The immunohistochemical investigation of protein expression of TGF-β1 was detected in both the synovial lining and sub lining areas [Figure 5]A-E. There was a significant elevation of TGF-β1 in the osteoarthritis control group in comparison with the sham group and a significant decrease of TGF-β1 protein expression in CSE-100, CSE-200, and CSE-300 groups compared to the osteoarthritis control group [Figure 6]A. In addition, the immunohistochemical investigations of active caspase-3 expression [Figure 5]F-L in the chondrocytes of the superficial (superficial and upper intermediate cartilaginous layers) and deep zone (lower intermediate and deep cartilaginous layers) revealed that there was a significant increase in the percentage of caspase-3 immune-positive chondrocytes in osteoarthritic control compared to the sham group and a significant decrease in that percentage in CSE-100, 200, 300 treated groups compared to osteoarthritis control as shown in [Figure 6]B.

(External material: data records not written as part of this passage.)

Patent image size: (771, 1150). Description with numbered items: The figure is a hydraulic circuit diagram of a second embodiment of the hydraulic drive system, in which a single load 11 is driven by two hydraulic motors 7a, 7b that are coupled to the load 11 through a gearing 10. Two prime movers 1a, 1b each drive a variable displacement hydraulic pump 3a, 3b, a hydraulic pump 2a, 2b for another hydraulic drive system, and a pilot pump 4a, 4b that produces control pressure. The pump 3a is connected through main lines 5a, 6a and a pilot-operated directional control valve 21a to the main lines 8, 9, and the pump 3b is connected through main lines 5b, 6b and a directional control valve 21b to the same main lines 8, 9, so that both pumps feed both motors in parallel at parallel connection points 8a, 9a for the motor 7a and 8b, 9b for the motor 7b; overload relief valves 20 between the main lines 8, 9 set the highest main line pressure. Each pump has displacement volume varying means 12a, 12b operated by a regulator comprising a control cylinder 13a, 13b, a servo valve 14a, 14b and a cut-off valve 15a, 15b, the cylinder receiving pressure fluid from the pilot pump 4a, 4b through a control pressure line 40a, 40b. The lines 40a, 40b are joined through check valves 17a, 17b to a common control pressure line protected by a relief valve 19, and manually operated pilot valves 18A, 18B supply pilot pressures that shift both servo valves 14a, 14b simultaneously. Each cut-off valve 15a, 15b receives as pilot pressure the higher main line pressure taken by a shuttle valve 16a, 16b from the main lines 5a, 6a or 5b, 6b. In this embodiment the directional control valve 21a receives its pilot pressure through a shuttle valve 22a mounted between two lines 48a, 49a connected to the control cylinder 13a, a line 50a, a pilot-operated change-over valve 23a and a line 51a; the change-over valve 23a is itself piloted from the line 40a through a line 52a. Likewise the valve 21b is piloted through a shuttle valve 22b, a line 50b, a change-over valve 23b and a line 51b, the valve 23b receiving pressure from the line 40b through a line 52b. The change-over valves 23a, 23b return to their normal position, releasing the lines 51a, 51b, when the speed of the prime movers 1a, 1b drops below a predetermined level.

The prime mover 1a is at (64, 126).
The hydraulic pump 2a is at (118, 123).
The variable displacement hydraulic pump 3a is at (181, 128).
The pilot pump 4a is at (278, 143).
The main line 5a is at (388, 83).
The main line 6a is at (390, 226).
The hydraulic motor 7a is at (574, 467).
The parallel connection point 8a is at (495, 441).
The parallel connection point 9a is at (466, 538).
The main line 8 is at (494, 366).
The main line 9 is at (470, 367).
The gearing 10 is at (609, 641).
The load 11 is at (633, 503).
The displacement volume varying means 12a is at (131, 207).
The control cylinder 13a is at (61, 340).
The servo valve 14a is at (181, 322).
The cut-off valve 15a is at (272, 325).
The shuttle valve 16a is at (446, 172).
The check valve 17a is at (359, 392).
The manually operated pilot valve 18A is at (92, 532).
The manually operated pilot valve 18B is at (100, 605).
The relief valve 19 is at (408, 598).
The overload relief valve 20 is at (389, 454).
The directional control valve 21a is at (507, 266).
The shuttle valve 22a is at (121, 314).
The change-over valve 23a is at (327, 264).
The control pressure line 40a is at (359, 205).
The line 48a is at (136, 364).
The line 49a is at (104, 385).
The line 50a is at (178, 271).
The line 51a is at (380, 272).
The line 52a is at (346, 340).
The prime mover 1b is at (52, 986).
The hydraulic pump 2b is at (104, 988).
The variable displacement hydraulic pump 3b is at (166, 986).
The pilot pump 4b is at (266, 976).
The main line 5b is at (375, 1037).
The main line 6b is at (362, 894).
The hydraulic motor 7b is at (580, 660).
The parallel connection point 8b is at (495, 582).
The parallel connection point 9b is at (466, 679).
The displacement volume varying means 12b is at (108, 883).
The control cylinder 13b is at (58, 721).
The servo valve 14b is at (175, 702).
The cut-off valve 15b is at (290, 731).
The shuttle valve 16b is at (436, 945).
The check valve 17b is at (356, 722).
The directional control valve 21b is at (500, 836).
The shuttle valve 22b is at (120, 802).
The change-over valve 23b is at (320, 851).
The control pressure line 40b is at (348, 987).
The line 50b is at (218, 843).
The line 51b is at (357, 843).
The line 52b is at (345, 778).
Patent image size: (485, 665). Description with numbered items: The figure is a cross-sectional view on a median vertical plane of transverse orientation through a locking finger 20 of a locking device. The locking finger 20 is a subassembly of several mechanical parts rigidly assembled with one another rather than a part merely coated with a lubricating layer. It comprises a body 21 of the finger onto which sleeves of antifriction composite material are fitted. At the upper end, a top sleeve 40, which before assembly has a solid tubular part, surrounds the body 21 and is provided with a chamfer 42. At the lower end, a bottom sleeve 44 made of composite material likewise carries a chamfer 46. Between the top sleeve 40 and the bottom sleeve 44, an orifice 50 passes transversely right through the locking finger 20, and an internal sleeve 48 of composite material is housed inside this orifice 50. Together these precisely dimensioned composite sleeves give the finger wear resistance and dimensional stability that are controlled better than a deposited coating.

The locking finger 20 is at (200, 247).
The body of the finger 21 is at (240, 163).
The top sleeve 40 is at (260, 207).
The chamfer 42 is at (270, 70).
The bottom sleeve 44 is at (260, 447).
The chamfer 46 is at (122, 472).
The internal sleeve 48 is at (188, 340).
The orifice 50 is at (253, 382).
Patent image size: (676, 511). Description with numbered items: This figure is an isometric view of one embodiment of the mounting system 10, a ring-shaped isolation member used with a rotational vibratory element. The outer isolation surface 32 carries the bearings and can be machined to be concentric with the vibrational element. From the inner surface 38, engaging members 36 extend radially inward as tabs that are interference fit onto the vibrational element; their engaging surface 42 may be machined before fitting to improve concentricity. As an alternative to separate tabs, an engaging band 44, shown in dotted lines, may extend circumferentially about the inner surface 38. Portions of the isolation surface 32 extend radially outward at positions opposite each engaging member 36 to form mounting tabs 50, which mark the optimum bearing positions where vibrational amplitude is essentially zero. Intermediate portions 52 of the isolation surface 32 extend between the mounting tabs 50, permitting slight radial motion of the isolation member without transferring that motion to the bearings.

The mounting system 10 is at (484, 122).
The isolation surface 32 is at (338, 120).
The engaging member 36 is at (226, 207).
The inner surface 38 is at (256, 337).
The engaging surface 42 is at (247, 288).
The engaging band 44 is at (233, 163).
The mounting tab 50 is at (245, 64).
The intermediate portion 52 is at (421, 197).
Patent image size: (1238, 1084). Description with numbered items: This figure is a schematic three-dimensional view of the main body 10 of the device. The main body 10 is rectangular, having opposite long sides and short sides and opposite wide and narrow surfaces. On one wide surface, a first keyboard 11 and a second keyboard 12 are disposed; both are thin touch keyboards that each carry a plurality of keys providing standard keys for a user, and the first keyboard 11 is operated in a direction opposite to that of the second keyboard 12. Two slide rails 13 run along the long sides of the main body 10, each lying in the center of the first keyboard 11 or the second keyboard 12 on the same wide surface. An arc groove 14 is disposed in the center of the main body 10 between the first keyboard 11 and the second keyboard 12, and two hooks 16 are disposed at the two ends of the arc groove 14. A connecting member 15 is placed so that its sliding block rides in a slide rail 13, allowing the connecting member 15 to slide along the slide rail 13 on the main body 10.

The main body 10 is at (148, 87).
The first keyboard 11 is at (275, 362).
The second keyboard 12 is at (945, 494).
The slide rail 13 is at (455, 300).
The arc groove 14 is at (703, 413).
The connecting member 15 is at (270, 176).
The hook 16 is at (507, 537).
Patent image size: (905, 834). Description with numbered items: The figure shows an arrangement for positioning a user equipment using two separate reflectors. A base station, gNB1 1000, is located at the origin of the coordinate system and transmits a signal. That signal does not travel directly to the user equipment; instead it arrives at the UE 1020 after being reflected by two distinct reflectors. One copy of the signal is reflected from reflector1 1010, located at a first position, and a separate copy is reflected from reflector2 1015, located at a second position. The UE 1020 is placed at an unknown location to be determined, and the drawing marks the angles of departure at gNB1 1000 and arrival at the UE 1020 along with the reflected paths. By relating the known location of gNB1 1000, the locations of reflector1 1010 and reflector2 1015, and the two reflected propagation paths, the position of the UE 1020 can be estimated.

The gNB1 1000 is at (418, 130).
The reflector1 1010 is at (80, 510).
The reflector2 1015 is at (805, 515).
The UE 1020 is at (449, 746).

Figure 5: Photomicrograph of immunohistochemistry of TGF-β1 and caspase-3 protein expressions. )A-F( TGF-β1 protein expression in the synovial membrane, magnification ×400. )A( Sham group exhibiting very weak immune-positive reaction; )B( osteoarthritis control group revealing strong immune-positive reaction in the synovial lining, synovial and sub lining layers; )C( ibuprofen at 40 mg/kg group showing moderate immune-positive reaction; )D-F( CSE at 100, 200, and 300 mg/kg groups showing a weak immune-staining reaction. )G-L( protein expression of caspase-3 in the articular cartilage, magnification ×400. )G( Sham group exhibiting very weak immune-positive reaction in chondrocytes; )H( osteoarthritis control group showing a marked increase in the number of immune-positive chondrocytes (brown color);) I( ibuprofen at 40 mg/kg showing a moderate number of immune-positive chondrocytes; )J-L( CSE at 100, 200, and 300 mg/kg showing few immune-positive chondrocytes. TGF-β1, transforming growth factor-beta; CSE, Crataegus sinaica methanolic extract.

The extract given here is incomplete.